The Miniature Pinscher is a small, compact, square dog. The head is in proportion to the body. The skull appears flat, tapering forward toward the muzzle. The muzzle is strong and in proportion to the head. The teeth should meet in a scissor bite. The topline is level or slightly sloping toward the rear. The slightly oval eyes are dark. The ears are set high and either cropped or left natural. The front legs are straight. Dewclaws are usually removed. The small feet are cat-like in shape. The AKC calls for the tail to be cropped, however cropping is illegal in most European countries. The short, smooth, hard coat lies close to the body. Coat colors include black with rust markings, chocolate with tan, red and stag red (red with black hairs).
The Miniature Pinscher is a hardy little fellow who is proud and courageous. He is loyal to his master, spirited and alert with high energy. Intelligent, lively and brave. Generally good with other pets and children so long as the humans provide proper leadership toward the dog. Its behavior depends entirely upon how you treat the dog. Do not let this sweet little dog fall into the Small Dog Syndrome, human induced behaviors where he believes he is pack leader to humans. That is when problems start to arise. The dog will become demanding, headstrong and will begin to bark more than you wish. If you allow this, the dog may become a tyrant. If you are not this dog’s pack leader, it will become protective and may become very aggressive with other dogs. It can also become rather suspicious towards strangers. The Miniature Pinscher can learn extremely well and wants very much to do so. It is certainly beneficial for its socialization to take the dog to puppy courses where it can meet other dogs and people. You will be amazed at how fast the Miniature Pinscher understands and obeys you. Pay particular attention when housebreaking this little Pinscher, since a little puddle from such a small dog can easily be overlooked; the dog may get the idea that you are happy to accept it fulfilling its natural needs indoors. Beware, this little dog will chew small objects and may choke on them. Do not overfeed this breed. A balanced Min Pin will not have the behavior problems listed above. If it truly has rules, boundaries, limitations, a true pack leader and a daily pack walk, it will be a wonderful family companion.

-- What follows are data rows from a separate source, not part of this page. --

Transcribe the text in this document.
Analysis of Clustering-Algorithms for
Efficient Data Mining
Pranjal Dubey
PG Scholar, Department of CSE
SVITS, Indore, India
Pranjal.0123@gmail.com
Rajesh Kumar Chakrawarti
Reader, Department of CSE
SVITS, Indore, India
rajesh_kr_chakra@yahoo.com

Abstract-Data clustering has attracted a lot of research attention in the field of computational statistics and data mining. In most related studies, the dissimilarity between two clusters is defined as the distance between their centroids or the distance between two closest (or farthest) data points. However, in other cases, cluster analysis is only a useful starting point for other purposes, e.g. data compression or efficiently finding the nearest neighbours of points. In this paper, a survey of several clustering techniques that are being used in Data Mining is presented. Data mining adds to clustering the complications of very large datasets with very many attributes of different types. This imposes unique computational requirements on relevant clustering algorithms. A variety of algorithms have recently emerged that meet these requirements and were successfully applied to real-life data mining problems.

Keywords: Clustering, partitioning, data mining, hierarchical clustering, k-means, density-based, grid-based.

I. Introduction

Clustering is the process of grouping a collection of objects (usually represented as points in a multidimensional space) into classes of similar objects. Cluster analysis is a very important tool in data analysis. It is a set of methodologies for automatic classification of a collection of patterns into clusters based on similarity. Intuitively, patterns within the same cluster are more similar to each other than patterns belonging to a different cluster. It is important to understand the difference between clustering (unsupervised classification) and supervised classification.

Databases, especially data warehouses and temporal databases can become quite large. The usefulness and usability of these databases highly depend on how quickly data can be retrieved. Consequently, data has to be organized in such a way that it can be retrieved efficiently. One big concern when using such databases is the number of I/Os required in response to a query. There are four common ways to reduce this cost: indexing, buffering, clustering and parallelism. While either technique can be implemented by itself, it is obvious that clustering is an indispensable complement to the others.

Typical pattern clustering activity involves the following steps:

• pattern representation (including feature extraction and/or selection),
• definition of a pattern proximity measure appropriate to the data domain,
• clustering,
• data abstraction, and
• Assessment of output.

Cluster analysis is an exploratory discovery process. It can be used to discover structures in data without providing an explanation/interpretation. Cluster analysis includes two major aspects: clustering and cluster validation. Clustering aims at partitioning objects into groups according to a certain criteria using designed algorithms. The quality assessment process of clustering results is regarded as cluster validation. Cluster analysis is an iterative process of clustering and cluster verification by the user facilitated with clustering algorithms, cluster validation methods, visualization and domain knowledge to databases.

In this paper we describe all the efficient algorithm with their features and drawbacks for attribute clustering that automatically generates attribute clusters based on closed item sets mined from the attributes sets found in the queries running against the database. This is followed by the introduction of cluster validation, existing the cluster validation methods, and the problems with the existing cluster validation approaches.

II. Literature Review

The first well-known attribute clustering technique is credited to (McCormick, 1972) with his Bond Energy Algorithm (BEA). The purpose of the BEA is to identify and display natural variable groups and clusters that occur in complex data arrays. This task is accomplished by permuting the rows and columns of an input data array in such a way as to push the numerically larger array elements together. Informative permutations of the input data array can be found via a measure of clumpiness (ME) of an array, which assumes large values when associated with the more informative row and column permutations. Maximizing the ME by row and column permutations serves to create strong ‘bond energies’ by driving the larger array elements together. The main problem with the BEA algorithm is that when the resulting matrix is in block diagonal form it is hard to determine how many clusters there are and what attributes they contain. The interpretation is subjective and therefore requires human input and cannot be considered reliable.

Height: Males 10 – 12 inches (25 – 30 cm) Females 10 – 11 inches (25 – 28 cm)
Weight: Males 8 – 10 pounds (4 – 5 kg) Females 8 – 9 pounds (about 4 kg)
The Miniature Pinscher is good for apartment life. It is very active indoors and will do okay without a yard. The Miniature Pinscher should be protected from the cold.

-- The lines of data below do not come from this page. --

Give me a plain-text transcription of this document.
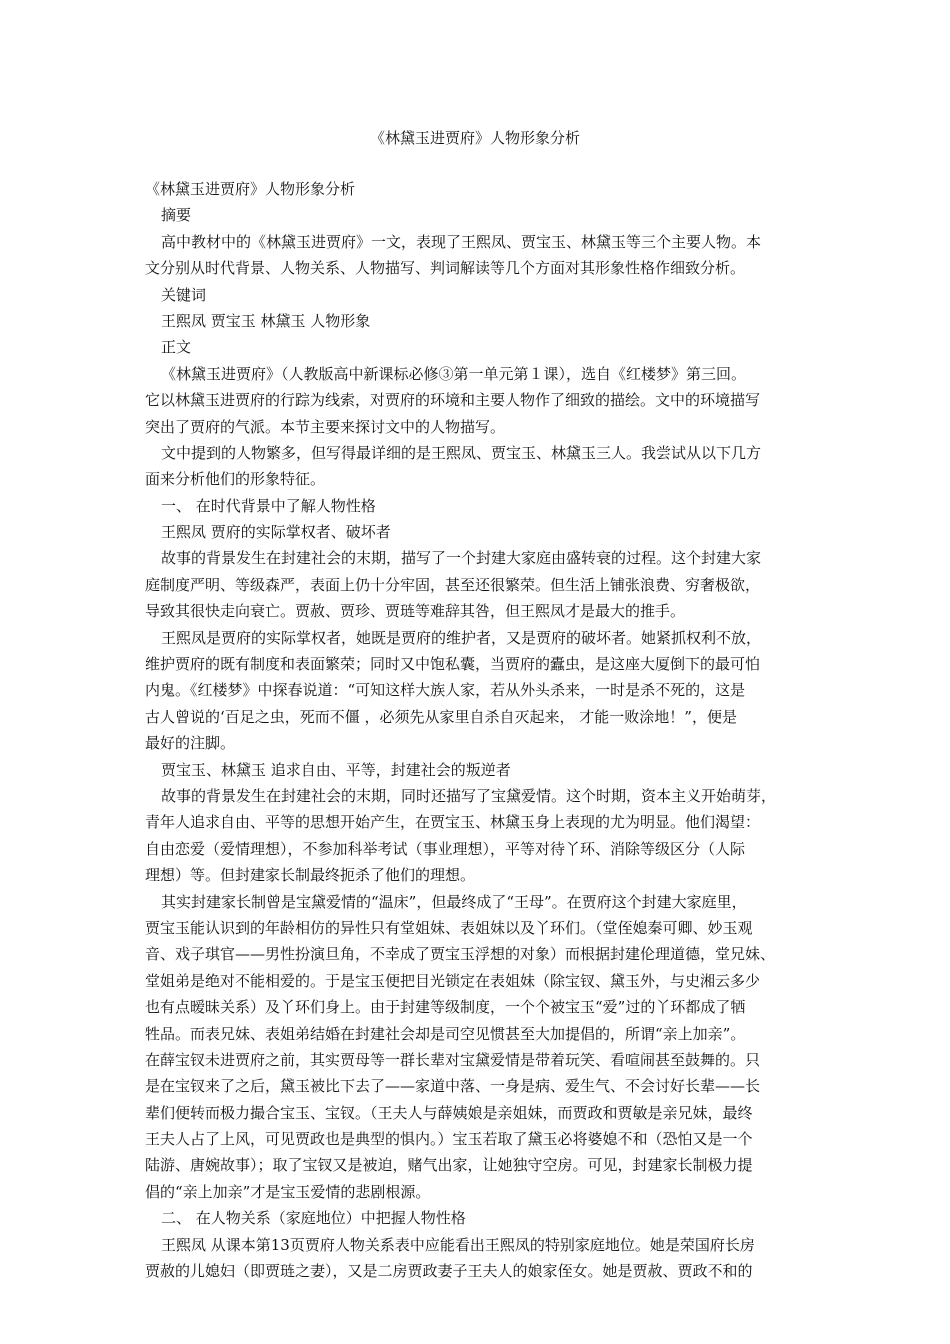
《林黛玉进贾府》人物形象分析
《林黛玉进贾府》人物形象分析
摘要
高中教材中的《林黛玉进贾府》一文，表现了王熙凤、贾宝玉、林黛玉等三个主要人物。本
文分别从时代背景、人物关系、人物描写、判词解读等几个方面对其形象性格作细致分析。
关键词
王熙凤 贾宝玉 林黛玉 人物形象
正文
《林黛玉进贾府》（人教版高中新课标必修③第一单元第１课），选自《红楼梦》第三回。
它以林黛玉进贾府的行踪为线索，对贾府的环境和主要人物作了细致的描绘。文中的环境描写
突出了贾府的气派。本节主要来探讨文中的人物描写。
文中提到的人物繁多，但写得最详细的是王熙凤、贾宝玉、林黛玉三人。我尝试从以下几方
面来分析他们的形象特征。
一、 在时代背景中了解人物性格
王熙凤 贾府的实际掌权者、破坏者
故事的背景发生在封建社会的末期，描写了一个封建大家庭由盛转衰的过程。这个封建大家
庭制度严明、等级森严，表面上仍十分牢固，甚至还很繁荣。但生活上铺张浪费、穷奢极欲，
导致其很快走向衰亡。贾赦、贾珍、贾琏等难辞其咎，但王熙凤才是最大的推手。
王熙凤是贾府的实际掌权者，她既是贾府的维护者，又是贾府的破坏者。她紧抓权利不放，
维护贾府的既有制度和表面繁荣；同时又中饱私囊，当贾府的蠹虫，是这座大厦倒下的最可怕
内鬼。《红楼梦》中探春说道：“可知这样大族人家，若从外头杀来，一时是杀不死的，这是
古人曾说的‘百足之虫，死而不僵 ，必须先从家里自杀自灭起来， 才能一败涂地！”，便是
最好的注脚。
贾宝玉、林黛玉 追求自由、平等，封建社会的叛逆者
故事的背景发生在封建社会的末期，同时还描写了宝黛爱情。这个时期，资本主义开始萌芽，
青年人追求自由、平等的思想开始产生，在贾宝玉、林黛玉身上表现的尤为明显。他们渴望：
自由恋爱（爱情理想），不参加科举考试（事业理想），平等对待丫环、消除等级区分（人际
理想）等。但封建家长制最终扼杀了他们的理想。
其实封建家长制曾是宝黛爱情的“温床”，但最终成了“王母”。在贾府这个封建大家庭里，
贾宝玉能认识到的年龄相仿的异性只有堂姐妹、表姐妹以及丫环们。（堂侄媳秦可卿、妙玉观
音、戏子琪官——男性扮演旦角，不幸成了贾宝玉浮想的对象）而根据封建伦理道德，堂兄妹、
堂姐弟是绝对不能相爱的。于是宝玉便把目光锁定在表姐妹（除宝钗、黛玉外，与史湘云多少
也有点暧昧关系）及丫环们身上。由于封建等级制度，一个个被宝玉“爱”过的丫环都成了牺
牲品。而表兄妹、表姐弟结婚在封建社会却是司空见惯甚至大加提倡的，所谓“亲上加亲”。
在薛宝钗未进贾府之前，其实贾母等一群长辈对宝黛爱情是带着玩笑、看喧闹甚至鼓舞的。只
是在宝钗来了之后，黛玉被比下去了——家道中落、一身是病、爱生气、不会讨好长辈——长
辈们便转而极力撮合宝玉、宝钗。（王夫人与薛姨娘是亲姐妹，而贾政和贾敏是亲兄妹，最终
王夫人占了上风，可见贾政也是典型的惧内。）宝玉若取了黛玉必将婆媳不和（恐怕又是一个
陆游、唐婉故事）；取了宝钗又是被迫，赌气出家，让她独守空房。可见，封建家长制极力提
倡的“亲上加亲”才是宝玉爱情的悲剧根源。
二、 在人物关系（家庭地位）中把握人物性格
王熙凤 从课本第13页贾府人物关系表中应能看出王熙凤的特别家庭地位。她是荣国府长房
贾赦的儿媳妇（即贾琏之妻），又是二房贾政妻子王夫人的娘家侄女。她是贾赦、贾政不和的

Min Pins need a daily walk. Play will take care of a lot of their exercise needs, however, as with all breeds, play will not fulfill their primal instinct to walk. Dogs that do not get to go on daily walks are more likely to display behavior problems. They will also enjoy a good romp in a safe, open area off lead, such as a large, fenced-in yard. Make sure any yard in which they can run loose has a fence high enough to prevent their determined efforts to escape and explore.
About 15 or more years
About 2 to 6 puppies
The Miniature Pinscher’s smooth, shorthaired, hard coat is easy to groom. Comb and brush with a firm bristle brush, and shampoo only when necessary. You can remove loose hair by wiping the coat with a warm, damp cloth. This breed is an average shedder.
The Miniature Pinscher is a German breed. The Miniature Pinscher was developed from the Dachshund, Italian Greyhound, and the shorthaired German Pinscher. The breed looks like a mini Doberman, most likely because both the Miniature Pinscher and the Doberman both were developed from the German Pinscher. The breed was used as a barnyard ratter, controlling the rodent population in the stables. The Miniature Pinscher is often called the “King Of The Toys.” Some of the Miniature Pinscher’s talents are competitive obedience, watchdog and agility.